Victoria’s Joan E. Athey is owner of Peaceworksnow Productions, curator of the travelling exhibition Give Peace A Chance, and manager of the photo archives of Gerry Deiter, whose images give the most comprehensive look at John Lennon and Yoko Ono’s 1969 Bed-in for Peace in Montreal.
Athey is involved with Slow Food Vancouver Island and the Move Adapted Fitness and Rehabilitation Society, giving those with physical disabilities a safe and encouraging place to move their bodies and and improve their quality of life in a specialized fitness centre.
Victoria News: What have you learned as you mature that you’d like to share with a ‘younger you’?
Joan E. Athey: Find ways to maintain your confidence, no matter what. When challenges come in business or personal life, have a few joyous and successful memories embedded in your brain like a life preserver.
VN: If you weren’t in your current career, what would you be doing?

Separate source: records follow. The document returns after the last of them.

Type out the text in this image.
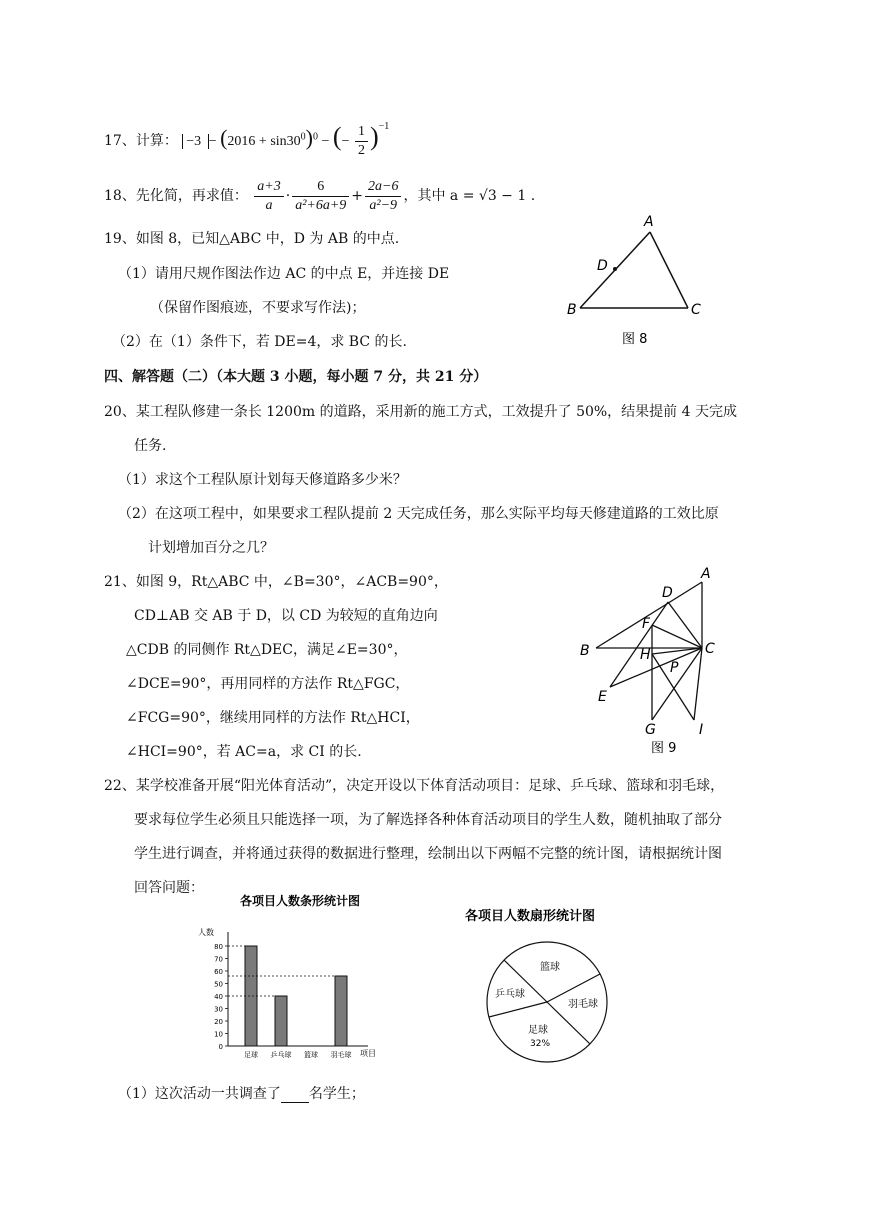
17、计算： $-3 - (2016 + \sin 30^0)^0$ − (− $\frac{1}{2} )^{-1}$
18、先化简，再求值： $\frac{a+3}{a} \cdot \frac{6}{\text{a²+6a+9}} + \frac{2a-6}{\text{a²−9}}$ ，其中 a = √3 − 1 .
19、如图 8，已知△ABC 中，D 为 AB 的中点.
（1）请用尺规作图法作边 AC 的中点 E，并连接 DE
（保留作图痕迹，不要求写作法)；
（2）在（1）条件下，若 DE=4，求 BC 的长.
A
B	C
D
图 8
四、解答题（二）（本大题 3 小题，每小题 7 分，共 21 分）
20、某工程队修建一条长 1200m 的道路，采用新的施工方式，工效提升了 50%，结果提前 4 天完成
任务.
（1）求这个工程队原计划每天修道路多少米？
（2）在这项工程中，如果要求工程队提前 2 天完成任务，那么实际平均每天修建道路的工效比原
计划增加百分之几？
21、如图 9，Rt△ABC 中，∠B=30°，∠ACB=90°，
CD⊥AB 交 AB 于 D，以 CD 为较短的直角边向
△CDB 的同侧作 Rt△DEC，满足∠E=30°，
∠DCE=90°，再用同样的方法作 Rt△FGC，
∠FCG=90°，继续用同样的方法作 Rt△HCI，
∠HCI=90°，若 AC=a，求 CI 的长.
A
B	C
D
E
F
G
H
I
P
图 9
22、某学校准备开展“阳光体育活动”，决定开设以下体育活动项目：足球、乒乓球、篮球和羽毛球，
要求每位学生必须且只能选择一项，为了解选择各种体育活动项目的学生人数，随机抽取了部分
学生进行调查，并将通过获得的数据进行整理，绘制出以下两幅不完整的统计图，请根据统计图
回答问题：
各项目人数条形统计图
人数
0
10
20
30
40
50
60
70
80
足球 乒乓球 篮球 羽毛球 项目
各项目人数扇形统计图
篮球
羽毛球
足球
32%
乒乓球
（1）这次活动一共调查了 名学生；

JEA: Writing mystery books involving treasure, magic and synchronicity.
VN: What do you like about being a woman?
JEA: The natural ability to want to meet others and find out about their lives. It used to be called gossip.
VN: The one thing you’d like to do better?
JEA: Business administration
VN: Your guilty pleasure?
JEA: Cocktails and small plates.
VN: What is your proudest achievement?
JEA: Penetrating Yoko Ono’s bureaucracy to get her to write an essay for my book Give Peace a Chance.
VN: For what traits would you like to be remembered?
JEA: Generosity of Spirit
VN: What do people look to you for guidance about?
JEA: How to navigate the stormy waters of human relationships – work and love. Both men and women seem to find something to cling to in my words.